I have a windowed time series, and I want to regress a value for each window of the time series. I considered this process highly parallelizable so I use the following code:
def global_analysis(self, y0:np.ndarray[np.ndarray,np.ndarray], y1:np.ndarray[np.ndarray,np.ndarray],
z:np.ndarray, f:np.ndarray,
local_function,
delta=3.914e-3, window=39.14e-3):`
""" Computes some analysis between two signals in a given window over a length
:param y0 (np.array) : first signal [P,S] (used as reference)
:param y1 (np.array) : second signal [P,S]
:param z (np.ndarray) : length array [m]
:param f (np.array) : frequency array [GHz]
:param local_function (function): function which will compute some operation for each window
:optional delta (float) : distance between sensors centers [m]
:optional window (float) : length of the sensors [m]
:returns output (np.array) : array with computed signal at each window in a sequence
"""
# Delta and window from meters to number of points
dz = z[1]-z[0] # distance increment
delta = round(delta/dz)
window = round(window/dz)
# Re-define the window variable (is easier for the rest of the code)
window = round(window/2)
# Get the total number of points
n_points = y0.shape[1]
# Split the whole points into steps
steps = range(window,n_points-window+1,delta)

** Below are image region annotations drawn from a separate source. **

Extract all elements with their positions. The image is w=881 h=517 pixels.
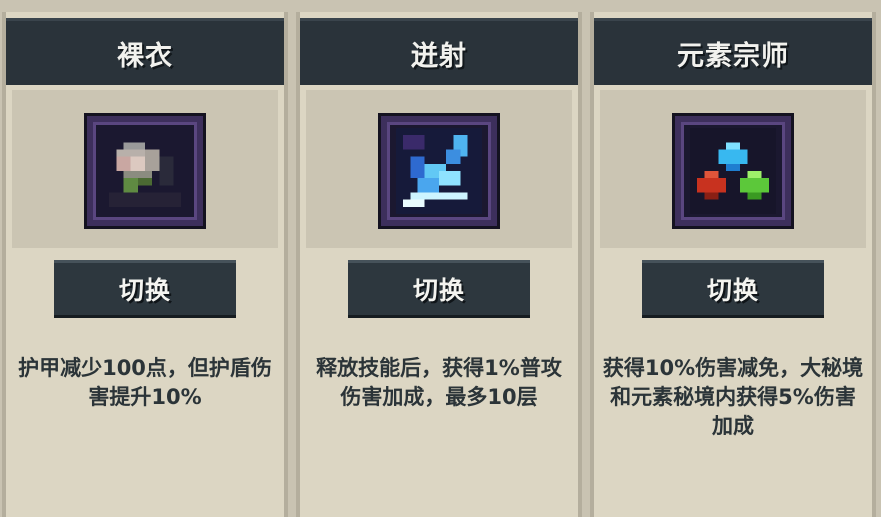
talent-card-burst: 迸射 切换 释放技能后，获得1%普攻伤害加成，最多10层	[296, 12, 582, 517]
card-header: 迸射	[300, 18, 578, 85]
card-description: 护甲减少100点，但护盾伤害提升10%	[18, 356, 272, 409]
talent-card-list: 裸衣 切换 护甲减少100点，但护盾伤害提升10% 迸射 切换 释放技能后，获得…	[0, 0, 881, 517]
card-description: 获得10%伤害减免，大秘境和元素秘境内获得5%伤害加成	[602, 356, 864, 438]
icon-panel	[306, 90, 572, 248]
talent-card-element-master: 元素宗师 切换 获得10%伤害减免，大秘境和元素秘境内获得5%伤害加成	[590, 12, 876, 517]
switch-button-label: 切换	[706, 276, 759, 305]
card-title: 迸射	[411, 40, 467, 72]
card-description: 释放技能后，获得1%普攻伤害加成，最多10层	[316, 356, 562, 409]
element-master-icon	[675, 116, 791, 226]
switch-button[interactable]: 切换	[54, 260, 236, 315]
switch-button-label: 切换	[118, 276, 171, 305]
icon-panel	[12, 90, 278, 248]
switch-button[interactable]: 切换	[642, 260, 824, 315]
burst-skill-icon	[381, 116, 497, 226]
switch-button-label: 切换	[412, 276, 465, 305]
card-header: 元素宗师	[594, 18, 872, 85]
card-title: 裸衣	[117, 40, 173, 72]
icon-panel	[600, 90, 866, 248]
talent-card-naked: 裸衣 切换 护甲减少100点，但护盾伤害提升10%	[2, 12, 288, 517]
switch-button[interactable]: 切换	[348, 260, 530, 315]
card-header: 裸衣	[6, 18, 284, 85]
card-title: 元素宗师	[677, 40, 789, 72]
naked-armor-icon	[87, 116, 203, 226]
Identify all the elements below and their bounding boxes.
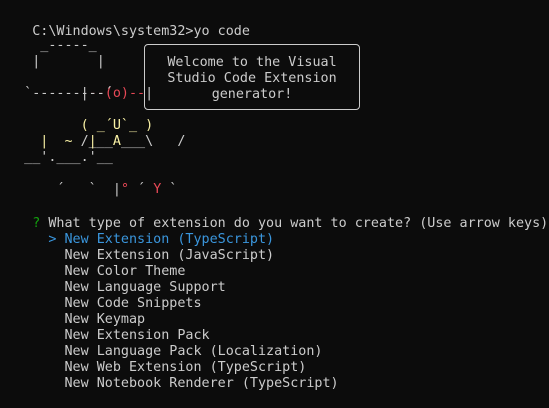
art-row-9: ´ ` |° ´ Y `: [0, 166, 177, 197]
welcome-speech-bubble: Welcome to the Visual Studio Code Extens…: [144, 44, 360, 110]
question-hint: (Use arrow keys): [411, 216, 549, 231]
menu-item[interactable]: New Code Snippets: [0, 280, 202, 311]
menu-item[interactable]: New Web Extension (TypeScript): [0, 344, 307, 375]
prompt-path: C:\Windows\system32>: [32, 24, 194, 39]
art-row-3: |--(o)--|: [0, 70, 154, 101]
art-row-2: | |: [0, 54, 105, 69]
menu-item[interactable]: New Extension (JavaScript): [0, 232, 275, 263]
art-row-8: __'.___.'__: [0, 150, 113, 165]
art-row-5: ( _´U`_ ): [0, 102, 154, 133]
art-row-4: `---------´: [0, 86, 113, 101]
terminal-window[interactable]: C:\Windows\system32>yo code _-----_ | | …: [0, 0, 549, 402]
welcome-line-2: Studio Code Extension: [167, 71, 337, 86]
art-row-9-left: ´ ` |: [48, 182, 121, 197]
menu-item[interactable]: New Extension Pack: [0, 312, 210, 343]
art-row-9-mid: °: [120, 182, 129, 197]
art-row-9-end: `: [161, 182, 178, 197]
menu-item[interactable]: New Language Pack (Localization): [0, 328, 323, 359]
prompt-question: ? What type of extension do you want to …: [0, 200, 548, 231]
art-row-6: /___A___\ /: [0, 118, 186, 149]
welcome-line-1: Welcome to the Visual: [167, 55, 337, 70]
art-row-1: _-----_: [0, 38, 97, 53]
menu-item[interactable]: New Language Support: [0, 264, 226, 295]
art-row-7: | ~ |: [0, 134, 97, 149]
command-prompt-line: C:\Windows\system32>yo code: [0, 8, 250, 39]
art-logo-a: A: [112, 134, 121, 149]
menu-item[interactable]: New Notebook Renderer (TypeScript): [0, 360, 339, 391]
welcome-line-3: generator!: [211, 87, 293, 102]
art-row-9-right: ´: [129, 182, 154, 197]
art-row-6-right: ___\ /: [120, 134, 186, 149]
menu-item[interactable]: New Color Theme: [0, 248, 186, 279]
menu-item-selected[interactable]: > New Extension (TypeScript): [0, 216, 274, 247]
menu-item-label: New Notebook Renderer (TypeScript): [64, 376, 339, 391]
typed-command: yo code: [193, 24, 250, 39]
menu-item[interactable]: New Keymap: [0, 296, 146, 327]
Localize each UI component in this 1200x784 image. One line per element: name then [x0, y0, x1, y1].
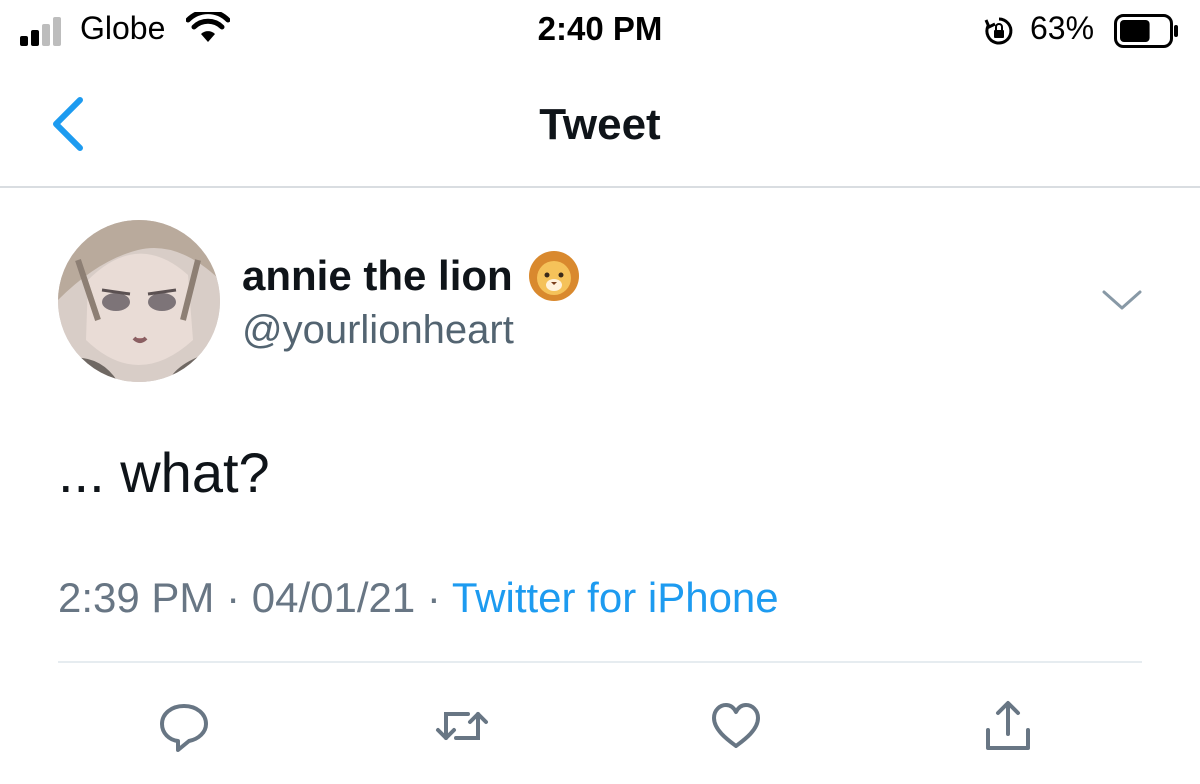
share-button[interactable] — [980, 698, 1036, 754]
reply-button[interactable] — [156, 698, 212, 754]
tweet-source-link[interactable]: Twitter for iPhone — [452, 574, 779, 621]
retweet-icon — [436, 712, 488, 740]
lion-face-icon — [528, 251, 579, 301]
status-bar: Globe 2:40 PM 63% — [0, 0, 1200, 62]
tweet-time: 2:39 PM — [58, 574, 215, 621]
user-handle[interactable]: @yourlionheart — [242, 308, 514, 353]
display-name[interactable]: annie the lion — [242, 252, 513, 300]
like-button[interactable] — [708, 698, 764, 754]
like-icon — [712, 703, 760, 748]
share-icon — [986, 701, 1030, 750]
status-time: 2:40 PM — [537, 10, 663, 47]
tweet-date: 04/01/21 — [251, 574, 416, 621]
tweet-text: ... what? — [58, 441, 270, 504]
nav-header: Tweet — [0, 62, 1200, 188]
chevron-down-icon[interactable] — [1100, 286, 1144, 314]
tweet-meta: 2:39 PM · 04/01/21 · Twitter for iPhone — [58, 574, 779, 622]
page-title: Tweet — [539, 100, 661, 149]
battery-icon — [1114, 14, 1178, 48]
avatar[interactable] — [58, 220, 220, 382]
retweet-button[interactable] — [434, 698, 490, 754]
avatar-image — [58, 220, 220, 382]
meta-separator: · — [415, 574, 452, 621]
display-name-row: annie the lion — [242, 251, 581, 301]
divider — [58, 661, 1142, 663]
battery-percent: 63% — [1030, 10, 1095, 46]
reply-icon — [160, 704, 208, 752]
meta-separator: · — [214, 574, 252, 621]
rotation-lock-icon — [984, 17, 1013, 45]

##### Compute analysis #####
with ThreadPoolExecutor() as executor:
output = list(executor.map(lambda i: process_window(i, y0, y1, z, window, f, local_function), steps))
executor.shutdown()
return np.array(output)
And the function to process each window is
def process_window(i, y0, y1, z, window, f, local_function):
yy0 = np.array([y0[0, i - window:i + window], y0[1, i - window:i + window]])
yy1 = np.array([y1[0, i - window:i + window], y1[1, i - window:i + window]])
zz = np.array(z[i - window:i + window])
return float(local_function(yy0, yy1, zz, f))
I'm using different local_functions to get different values for the windowed time-series. I usually use as the local_function the function "A", which consists of a series of numpy operations, and the results are good, I obtain a 10x faster execution. However, when I try to use as the local_function the function "P", which consists of a series of numpy operations PLUS a nitime (another library) multitapered cross spectral density calculations, I cannot speed up the execution, actually I get a 50% slower execution. WHY? Which are the requirements for my local_function to be parallelized properly?
I tried different parallelization functions as ProcessPoolExecutor.
I also tried to dive into the nitime library and I found that the function "tridisolve" from the utils module must be redefined in python because the cythonized version is not importable.